The voting booths are deployed in barber shops, beauty salons, bars, garages and private residences

By Mike Madden

Published May 18, 2010 4:08PM (EDT)

in Philadelphia, Tuesday, May 18, 2010. (AP Photo/Matt Rourke) (Matt Rourke)
in Philadelphia, Tuesday, May 18, 2010. (AP Photo/Matt Rourke) (Matt Rourke)

Polling places don't tend to be in the most exciting locations -- schools, government offices, maybe a church here and there. Unless, that is, you're in Philadelphia.

The city's 66 wards, each split further into between 10 and 50 divisions, mean there are far more voting locations than there are public buildings to host them. So Tuesday's primary election -- in which the marquee contest is between Sen. Arlen Specter and Rep. Joe Sestak for the Democratic nomination -- is happening in some unlikely locales.

Yes, some schools, community centers and other civic locations double as polling places. But in Philadelphia, there are voting booths set up in the Satin Slipper Club, the home of one of the city's Mummers groups. People are voting in beauty salons (like in the 1st division of the 2nd Ward) and barbershops (10th Ward, 8th division). A few garages are polling places; so are several otherwise empty storefronts. In Roxborough, you vote at the Parker Pub. By Juniata Park, you vote in La Gusta Restaurante. Quite a few apartment building lobbies host ballot booths, in Center City and around the neighborhoods. And 29 different private homes turn into voting locations on Election Day. Beyond that, dozens of polling places report they're not wheelchair-accessible.

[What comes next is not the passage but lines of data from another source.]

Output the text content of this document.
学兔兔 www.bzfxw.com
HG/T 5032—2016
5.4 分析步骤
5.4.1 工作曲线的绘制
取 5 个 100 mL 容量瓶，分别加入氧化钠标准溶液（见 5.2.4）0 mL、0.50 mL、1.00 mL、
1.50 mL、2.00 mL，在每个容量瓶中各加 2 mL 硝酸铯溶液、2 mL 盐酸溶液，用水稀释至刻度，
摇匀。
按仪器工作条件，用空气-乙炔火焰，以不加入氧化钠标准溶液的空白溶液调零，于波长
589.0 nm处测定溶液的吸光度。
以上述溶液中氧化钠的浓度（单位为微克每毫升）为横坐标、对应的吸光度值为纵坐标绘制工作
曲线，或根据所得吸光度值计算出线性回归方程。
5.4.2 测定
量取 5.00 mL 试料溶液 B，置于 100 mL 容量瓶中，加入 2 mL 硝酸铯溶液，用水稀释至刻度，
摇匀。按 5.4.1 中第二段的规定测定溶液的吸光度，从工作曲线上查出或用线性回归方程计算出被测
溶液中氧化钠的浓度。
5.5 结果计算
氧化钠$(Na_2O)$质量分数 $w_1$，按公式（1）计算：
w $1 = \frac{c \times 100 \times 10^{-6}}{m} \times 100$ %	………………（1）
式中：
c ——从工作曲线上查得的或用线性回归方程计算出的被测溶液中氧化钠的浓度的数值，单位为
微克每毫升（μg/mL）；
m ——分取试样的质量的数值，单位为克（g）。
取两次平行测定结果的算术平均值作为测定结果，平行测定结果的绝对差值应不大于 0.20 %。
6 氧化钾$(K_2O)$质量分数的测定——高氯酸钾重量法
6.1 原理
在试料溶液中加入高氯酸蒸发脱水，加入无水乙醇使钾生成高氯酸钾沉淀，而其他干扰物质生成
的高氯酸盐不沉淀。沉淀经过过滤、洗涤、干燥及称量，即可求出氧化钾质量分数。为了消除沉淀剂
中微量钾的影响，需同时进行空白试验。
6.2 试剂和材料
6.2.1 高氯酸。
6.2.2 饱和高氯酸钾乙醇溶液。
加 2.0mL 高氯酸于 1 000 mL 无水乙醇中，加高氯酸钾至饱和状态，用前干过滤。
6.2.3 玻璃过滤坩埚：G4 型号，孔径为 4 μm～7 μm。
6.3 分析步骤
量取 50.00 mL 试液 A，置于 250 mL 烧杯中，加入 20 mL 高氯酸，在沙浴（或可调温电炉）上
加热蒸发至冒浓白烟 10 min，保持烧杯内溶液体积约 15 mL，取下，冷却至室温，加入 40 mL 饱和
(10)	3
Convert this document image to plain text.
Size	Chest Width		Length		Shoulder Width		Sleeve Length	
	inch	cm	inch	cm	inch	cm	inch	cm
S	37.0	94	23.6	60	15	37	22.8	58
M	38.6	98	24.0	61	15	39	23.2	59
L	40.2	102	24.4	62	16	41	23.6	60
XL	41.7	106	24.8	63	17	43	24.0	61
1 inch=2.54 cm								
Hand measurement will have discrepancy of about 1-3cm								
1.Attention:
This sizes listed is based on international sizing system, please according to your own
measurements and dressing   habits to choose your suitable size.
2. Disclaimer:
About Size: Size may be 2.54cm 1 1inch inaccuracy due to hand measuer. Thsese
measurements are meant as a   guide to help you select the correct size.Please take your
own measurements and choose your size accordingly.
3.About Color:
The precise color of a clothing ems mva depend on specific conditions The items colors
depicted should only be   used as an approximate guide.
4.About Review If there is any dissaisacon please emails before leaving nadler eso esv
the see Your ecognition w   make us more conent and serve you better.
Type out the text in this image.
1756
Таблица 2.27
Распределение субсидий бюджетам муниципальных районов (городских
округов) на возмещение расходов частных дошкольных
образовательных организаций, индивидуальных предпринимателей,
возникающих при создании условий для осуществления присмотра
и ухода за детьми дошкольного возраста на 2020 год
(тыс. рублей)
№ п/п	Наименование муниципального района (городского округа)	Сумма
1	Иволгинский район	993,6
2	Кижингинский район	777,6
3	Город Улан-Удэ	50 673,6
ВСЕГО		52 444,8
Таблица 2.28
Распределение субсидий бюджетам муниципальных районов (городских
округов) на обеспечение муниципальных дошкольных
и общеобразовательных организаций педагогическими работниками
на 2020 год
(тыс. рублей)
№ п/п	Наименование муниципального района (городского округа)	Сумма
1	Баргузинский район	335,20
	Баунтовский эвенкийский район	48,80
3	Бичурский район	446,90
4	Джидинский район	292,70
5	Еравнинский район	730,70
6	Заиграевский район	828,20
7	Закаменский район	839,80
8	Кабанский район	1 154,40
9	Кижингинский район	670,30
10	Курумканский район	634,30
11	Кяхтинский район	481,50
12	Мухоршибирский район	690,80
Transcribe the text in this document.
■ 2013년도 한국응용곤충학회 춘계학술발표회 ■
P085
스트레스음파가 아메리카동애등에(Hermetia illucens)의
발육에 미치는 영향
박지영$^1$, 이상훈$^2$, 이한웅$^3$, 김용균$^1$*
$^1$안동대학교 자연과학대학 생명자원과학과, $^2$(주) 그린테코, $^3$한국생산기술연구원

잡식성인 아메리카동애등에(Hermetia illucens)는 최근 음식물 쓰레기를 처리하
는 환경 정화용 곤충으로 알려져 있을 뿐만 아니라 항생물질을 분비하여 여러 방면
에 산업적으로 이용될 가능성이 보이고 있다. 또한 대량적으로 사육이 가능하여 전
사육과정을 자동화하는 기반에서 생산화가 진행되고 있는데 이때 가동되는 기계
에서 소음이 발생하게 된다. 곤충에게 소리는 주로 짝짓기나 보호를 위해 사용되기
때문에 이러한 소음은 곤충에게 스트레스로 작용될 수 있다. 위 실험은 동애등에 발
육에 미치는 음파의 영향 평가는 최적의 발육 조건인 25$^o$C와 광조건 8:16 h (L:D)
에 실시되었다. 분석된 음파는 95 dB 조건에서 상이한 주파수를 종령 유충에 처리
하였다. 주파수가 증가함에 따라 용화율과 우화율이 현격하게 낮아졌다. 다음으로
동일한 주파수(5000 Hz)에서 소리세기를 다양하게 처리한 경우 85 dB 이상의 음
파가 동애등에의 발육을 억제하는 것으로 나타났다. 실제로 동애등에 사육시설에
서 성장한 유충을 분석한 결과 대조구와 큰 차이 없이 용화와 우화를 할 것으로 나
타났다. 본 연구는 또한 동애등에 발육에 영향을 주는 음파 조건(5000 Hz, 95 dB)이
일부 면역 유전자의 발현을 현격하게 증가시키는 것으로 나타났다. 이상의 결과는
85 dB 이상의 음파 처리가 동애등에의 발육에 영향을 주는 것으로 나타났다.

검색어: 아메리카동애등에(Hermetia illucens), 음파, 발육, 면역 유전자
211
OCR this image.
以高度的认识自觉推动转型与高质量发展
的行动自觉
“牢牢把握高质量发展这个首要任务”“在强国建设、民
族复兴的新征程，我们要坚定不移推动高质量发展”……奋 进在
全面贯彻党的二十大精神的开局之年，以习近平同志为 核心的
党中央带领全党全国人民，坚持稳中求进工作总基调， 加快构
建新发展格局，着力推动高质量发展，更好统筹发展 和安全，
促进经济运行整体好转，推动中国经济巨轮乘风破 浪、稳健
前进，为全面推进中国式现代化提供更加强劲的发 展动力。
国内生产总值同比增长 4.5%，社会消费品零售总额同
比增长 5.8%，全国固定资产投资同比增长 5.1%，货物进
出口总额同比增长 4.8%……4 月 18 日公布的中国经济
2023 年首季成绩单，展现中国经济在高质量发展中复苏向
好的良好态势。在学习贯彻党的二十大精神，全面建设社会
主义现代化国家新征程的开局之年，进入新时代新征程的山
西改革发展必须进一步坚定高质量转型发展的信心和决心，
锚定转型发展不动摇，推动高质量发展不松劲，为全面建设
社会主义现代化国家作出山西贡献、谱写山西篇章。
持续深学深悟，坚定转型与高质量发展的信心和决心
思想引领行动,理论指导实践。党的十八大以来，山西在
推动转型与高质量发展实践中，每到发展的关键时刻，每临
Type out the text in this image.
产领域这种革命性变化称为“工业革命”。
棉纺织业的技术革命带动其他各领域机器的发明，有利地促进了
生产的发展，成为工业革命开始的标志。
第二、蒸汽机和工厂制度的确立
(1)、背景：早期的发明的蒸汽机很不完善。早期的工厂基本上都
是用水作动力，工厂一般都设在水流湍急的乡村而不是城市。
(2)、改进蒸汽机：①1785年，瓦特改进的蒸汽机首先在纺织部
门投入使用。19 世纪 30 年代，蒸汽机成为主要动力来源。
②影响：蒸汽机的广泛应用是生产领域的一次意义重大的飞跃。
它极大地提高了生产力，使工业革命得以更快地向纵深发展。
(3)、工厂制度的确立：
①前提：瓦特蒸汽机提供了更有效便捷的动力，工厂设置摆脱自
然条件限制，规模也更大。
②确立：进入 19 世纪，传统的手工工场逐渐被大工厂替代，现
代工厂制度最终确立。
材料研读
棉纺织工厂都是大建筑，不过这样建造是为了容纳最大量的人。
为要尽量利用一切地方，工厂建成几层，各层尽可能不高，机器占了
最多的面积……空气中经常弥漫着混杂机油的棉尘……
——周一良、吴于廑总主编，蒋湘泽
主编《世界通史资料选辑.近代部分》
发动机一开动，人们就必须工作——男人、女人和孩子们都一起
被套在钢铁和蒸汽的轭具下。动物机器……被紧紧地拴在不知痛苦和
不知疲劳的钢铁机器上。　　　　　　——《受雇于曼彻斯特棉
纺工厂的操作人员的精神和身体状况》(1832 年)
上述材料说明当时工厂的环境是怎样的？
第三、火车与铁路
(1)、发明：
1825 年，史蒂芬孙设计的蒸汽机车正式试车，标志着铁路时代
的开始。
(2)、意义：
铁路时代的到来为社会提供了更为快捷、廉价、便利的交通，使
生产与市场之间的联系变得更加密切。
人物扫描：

For a complete list of the polling places where Tuesday's contest will play out, click this PDF from the Committee of Seventy, a non-partisan, non-profit group that tries to keep Philly elections orderly and legal. It runs 33 pages. Or click through this slideshow by the Philadelphia Polling Project. Then again, as the Committee of Seventy points out, the British elections earlier this month took place in some strange places, too. Maybe the odd Philly locations are just a legacy of the city's colonial history?